Biofuels are not new

As MAN Energy Solutions senior engine specialist Klaus Petersen pointed out, biofuels (or “non-standardised” fuels) are far from new, citing the energy giant’s experience with a wide variety of them since the mid-1990s. Ticking off some of these, he cited FAME, crude palm oil, vegetable oil, used cooking oil and other wastes, tallow, cow fat, stearin and coconut oil. With all that experience behind it, MAN Energy Solutions has drawn up valuable guidelines for biofuel operation that take into account the ISO 8217 fuel standard.

For instance, reflecting Mr Mollet’s comments about the importance of underwriters and risk managers, Mr Petersen said that insurance, warranties and contracts may include clauses on compliance with ISO 8217. And in an example of standards lagging the biofuels industry, he noted that the equations in ISO 8217 used for calculating specific energy are not valid for biofuels, or even for blends of biofuels. Nor is there an analysis standard for measuring FAME content above 7% in a blend.

“It is vital to collaborate with bunkerers over the precise nature of the biofuel”

On the all-important issue of operational considerations, MAN Energy Solutions advises that sealing materials (elastomers) and other materials in the fuel oil auxiliary system are compatible with biofuels or blends. And reinforcing the observations of others on the panel, Mr Petersen said: “Know what is bunkered.” He listed viscosity, cold-flow properties, acid number and value, ash content, and chemical elements among others. And finally, in the furtherance of sustainability, he urged operators to favour biofuels made from sustainable feed stocks and production methods.

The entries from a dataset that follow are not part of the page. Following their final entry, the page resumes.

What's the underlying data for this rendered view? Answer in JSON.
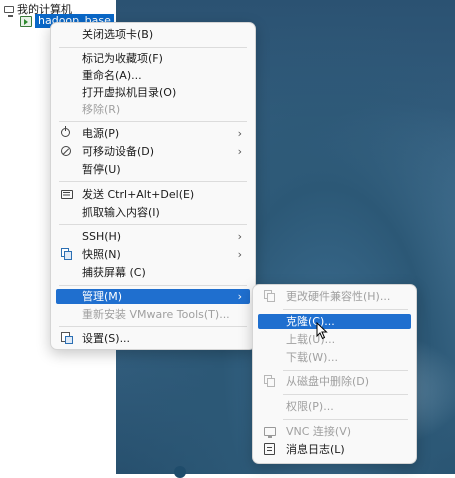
{
  "tree": {
    "root_label": "我的计算机",
    "vm_label": "hadoop_base"
  },
  "main_menu": {
    "close_tab": "关闭选项卡(B)",
    "mark_favorite": "标记为收藏项(F)",
    "rename": "重命名(A)...",
    "open_vm_dir": "打开虚拟机目录(O)",
    "remove": "移除(R)",
    "power": "电源(P)",
    "removable_devices": "可移动设备(D)",
    "pause": "暂停(U)",
    "send_cad": "发送 Ctrl+Alt+Del(E)",
    "grab_input": "抓取输入内容(I)",
    "ssh": "SSH(H)",
    "snapshot": "快照(N)",
    "capture_screen": "捕获屏幕 (C)",
    "manage": "管理(M)",
    "reinstall_tools": "重新安装 VMware Tools(T)...",
    "settings": "设置(S)..."
  },
  "sub_menu": {
    "change_compat": "更改硬件兼容性(H)...",
    "clone": "克隆(C)...",
    "upload": "上载(U)...",
    "download": "下载(W)...",
    "delete_from_disk": "从磁盘中删除(D)",
    "permissions": "权限(P)...",
    "vnc": "VNC 连接(V)",
    "message_log": "消息日志(L)"
  },
  "icons": {
    "power": "power-icon",
    "removable": "removable-devices-icon",
    "keyboard": "keyboard-icon",
    "snapshot": "snapshot-icon",
    "settings": "settings-icon",
    "compat": "hardware-compat-icon",
    "delete": "delete-disk-icon",
    "vnc": "vnc-monitor-icon",
    "log": "message-log-icon"
  },
  "colors": {
    "selection": "#1f6fcf",
    "tree_selection": "#0a68c8",
    "disabled_text": "#a0a0a0"
  }
}
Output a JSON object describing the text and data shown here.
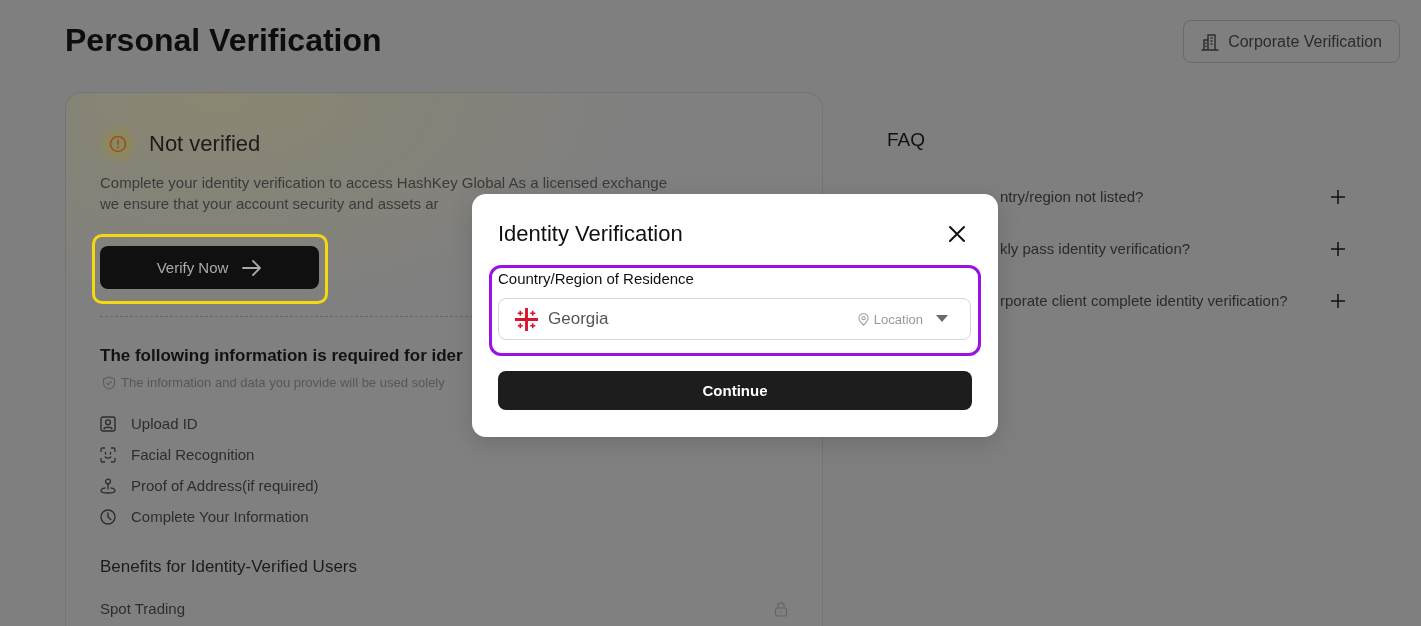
{
  "header": {
    "title": "Personal Verification",
    "corporate_button": "Corporate Verification"
  },
  "status_card": {
    "status": "Not verified",
    "description": [
      "Complete your identity verification to access HashKey Global As a licensed exchange",
      "we ensure that your account security and assets ar"
    ],
    "verify_button": {
      "label": "Verify Now",
      "highlighted": true
    },
    "requirements": {
      "title": "The following information is required for ider",
      "note": "The information and data you provide will be used solely",
      "items": [
        {
          "kind": "id",
          "label": "Upload ID"
        },
        {
          "kind": "face",
          "label": "Facial Recognition"
        },
        {
          "kind": "address",
          "label": "Proof of Address(if required)"
        },
        {
          "kind": "info",
          "label": "Complete Your Information"
        }
      ]
    },
    "benefits": {
      "title": "Benefits for Identity-Verified Users",
      "items": [
        {
          "label": "Spot Trading",
          "locked": true
        }
      ]
    }
  },
  "faq": {
    "title": "FAQ",
    "items": [
      {
        "question": "ntry/region not listed?",
        "expanded": false
      },
      {
        "question": "kly pass identity verification?",
        "expanded": false
      },
      {
        "question": "rporate client complete identity verification?",
        "expanded": false
      }
    ]
  },
  "modal": {
    "title": "Identity Verification",
    "field": {
      "label": "Country/Region of Residence",
      "value": "Georgia",
      "location_hint": "Location",
      "highlighted": true
    },
    "continue_button": "Continue"
  }
}
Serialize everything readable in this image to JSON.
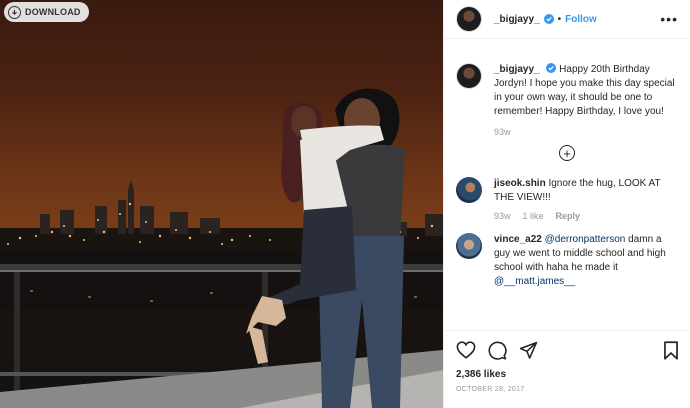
{
  "download": {
    "label": "DOWNLOAD",
    "icon": "download-icon"
  },
  "header": {
    "username": "_bigjayy_",
    "separator": "•",
    "follow_label": "Follow",
    "more_icon": "more-options-icon"
  },
  "caption": {
    "username": "_bigjayy_",
    "text": "Happy 20th Birthday Jordyn! I hope you make this day special in your own way, it should be one to remember! Happy Birthday, I love you!",
    "time": "93w"
  },
  "load_more_icon": "plus-circle-icon",
  "comments": [
    {
      "username": "jiseok.shin",
      "text": "Ignore the hug, LOOK AT THE VIEW!!!",
      "time": "93w",
      "likes": "1 like",
      "reply": "Reply"
    },
    {
      "username": "vince_a22",
      "mention1": "@derronpatterson",
      "text": "damn a guy we went to middle school and high school with haha he made it",
      "mention2": "@__matt.james__"
    }
  ],
  "actions": {
    "icons": [
      "heart-icon",
      "comment-icon",
      "share-icon",
      "bookmark-icon"
    ],
    "likes": "2,386 likes",
    "date": "OCTOBER 28, 2017"
  },
  "colors": {
    "link": "#3897f0",
    "muted": "#999999",
    "verified": "#3897f0"
  }
}
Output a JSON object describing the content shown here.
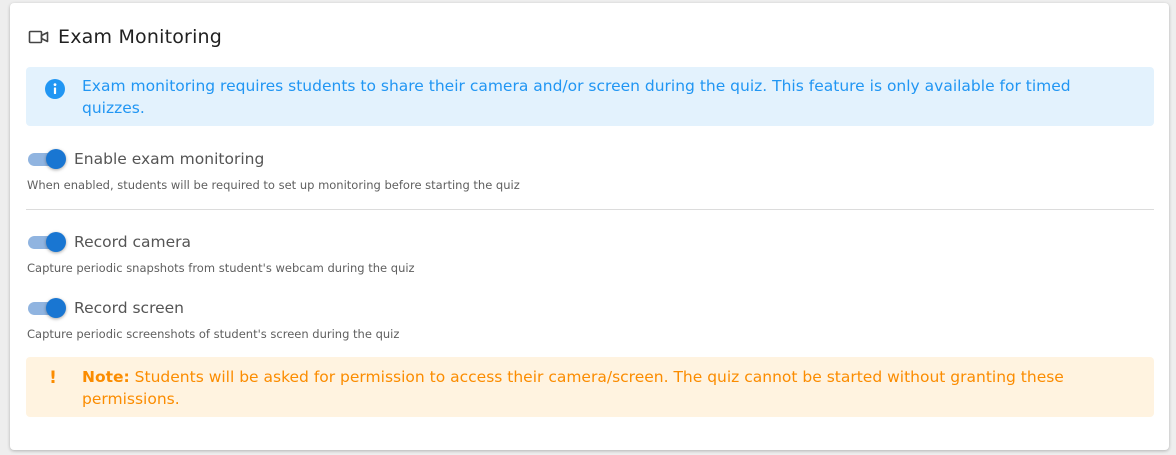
{
  "section": {
    "title": "Exam Monitoring",
    "icon": "video-camera-icon"
  },
  "info_alert": {
    "icon": "info-icon",
    "text": "Exam monitoring requires students to share their camera and/or screen during the quiz. This feature is only available for timed quizzes."
  },
  "toggles": {
    "enable": {
      "label": "Enable exam monitoring",
      "hint": "When enabled, students will be required to set up monitoring before starting the quiz",
      "on": true
    },
    "camera": {
      "label": "Record camera",
      "hint": "Capture periodic snapshots from student's webcam during the quiz",
      "on": true
    },
    "screen": {
      "label": "Record screen",
      "hint": "Capture periodic screenshots of student's screen during the quiz",
      "on": true
    }
  },
  "warning_alert": {
    "icon": "exclamation-icon",
    "label": "Note:",
    "text": " Students will be asked for permission to access their camera/screen. The quiz cannot be started without granting these permissions."
  },
  "colors": {
    "accent": "#1976d2",
    "info_bg": "#e3f2fd",
    "info_text": "#2196f3",
    "warn_bg": "#fff3e0",
    "warn_text": "#fb8c00"
  }
}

That is exactly what biomass-based Mash Energy, a spin-off from the Technical University of Denmark, is aiming for, as Dr Krishna Chakravarty, head of R&D at the Indo-Danish producer of carbon-negative biofuel, explained. “Shipping doesn’t need diesel-like products,” he said. Engaged in the dual goals of carbon removal and energy generation, Mash Energy makes bio-oil among other carbon-negative energy from local biomass residues by using the processes of pyrolysis and gasification. The residue is biochar, a ‘soil amendment’ that actively absorbs CO2 from the atmosphere.” With one manufacturing site in operation, Mash Energy is aiming for many more through a system of special purpose vehicles.

In a revealing series of polls and questions, the attendees predominantly described their level of experience with biofuels as moderate or intermediate, while an overwhelming majority believe they would only “possibly” be a mainstream option in future, and that it was unlikely there would be enough biomass for shipping’s needs in the near future.

Biofuels can be blended with traditional fuels to lower greenhouse gas (GHG) emissions. Hapag-Lloyd container ship Afif bunkered 2,000 metric tonnes of B24 biofuel supplied by TotalEnergies Marine Fuels at the Port of Singapore in January. Based on a well-to-wake assessment, this B24 biofuel blend is anticipated to reduce GHG emissions by 20%, as compared with conventional fuel oil.